Symbolism, Imagery, Allegory

We kick off the novel with a bunch of bonfires, which are not just for dramatic effect – they set up a lot of the novel's themes. Bonfires are tied to the past and to history and give us a sense of the Egdon community. But we want to discuss two other major symbols here.

First, the bonfires at the start of the novel kind of act like lights on a stage.

Red suns and tufts of fire one by one began to arise, flecking the whole country round. They were the bonfires of other parishes and hamlets that were engaged in the same sot of commemoration. Some were distant, and stood in a dense atmosphere, so that bundles of pale strawlike beams radiated around them in the shape of a fan. Some were large and neat, glowing scarlet-red from the shade, like wounds in a black hide. (1.3.4)

Hardy sure knows how to rock out the descriptive imagery when he gets going. Props, Hardy, props.

So, given how many theatrical elements exist in this novel, it makes sense that we'd have a set of metaphorical stage lights turn on and light up the darkened heath, which is for all intents and purposes the stage of the novel. The novel has a lot of stylistic and structural ties to the theater, especially Greek dramas and tragedies. Greek plays were generally performed outside in amphitheaters, and this idea of an outdoor, natural stage setting runs throughout the novel and reinforces the idea of bonfire as stage lights.

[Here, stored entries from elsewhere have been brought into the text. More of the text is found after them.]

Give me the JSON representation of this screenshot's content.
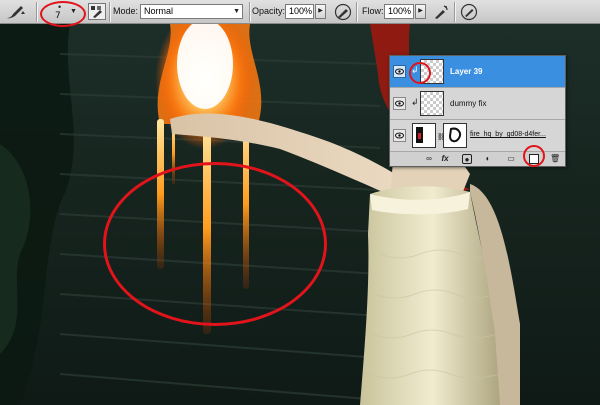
{
  "options_bar": {
    "brush_size": "7",
    "mode_label": "Mode:",
    "mode_value": "Normal",
    "opacity_label": "Opacity:",
    "opacity_value": "100%",
    "flow_label": "Flow:",
    "flow_value": "100%"
  },
  "layers_panel": {
    "layers": [
      {
        "name": "Layer 39",
        "selected": true,
        "visible": true
      },
      {
        "name": "dummy fix",
        "selected": false,
        "visible": true
      },
      {
        "name": "fire_hq_by_gd08-d4fer...",
        "selected": false,
        "visible": true
      }
    ],
    "footer_icons": [
      "link-icon",
      "fx-icon",
      "mask-icon",
      "adjustment-icon",
      "group-folder-icon",
      "new-layer-icon",
      "trash-icon"
    ]
  },
  "colors": {
    "annotation": "#e0141a",
    "selection": "#3b8fe0"
  }
}
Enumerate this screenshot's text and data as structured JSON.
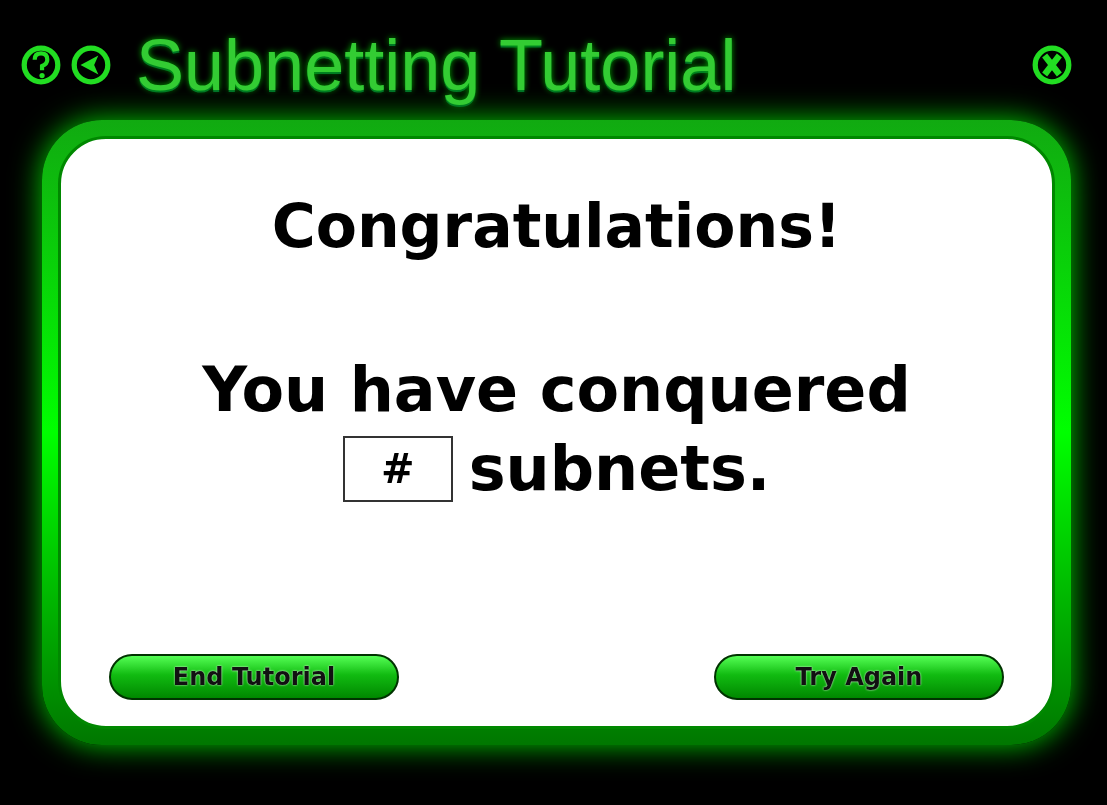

But bonfires also act as another, perhaps more significant, kind of light in the novel: signal lights. Bonfires are the primary secret signal between Eustacia and Damon and we have multiple scenes in which they light a bonfire and have a clandestine, or secret, meeting. The description of this signal bonfire is very telling.

[T]his was the nearest of any, the moon of the whole shining throng. It lay in a direction precisely opposite to that of the little window in the vale below. [...] This quiet eye had attracted attention from time to time [...]. (1.3.117)

We can see here how bonfires act as eyes in a way – they help others to see what's around them and they call the attention of those at a distance.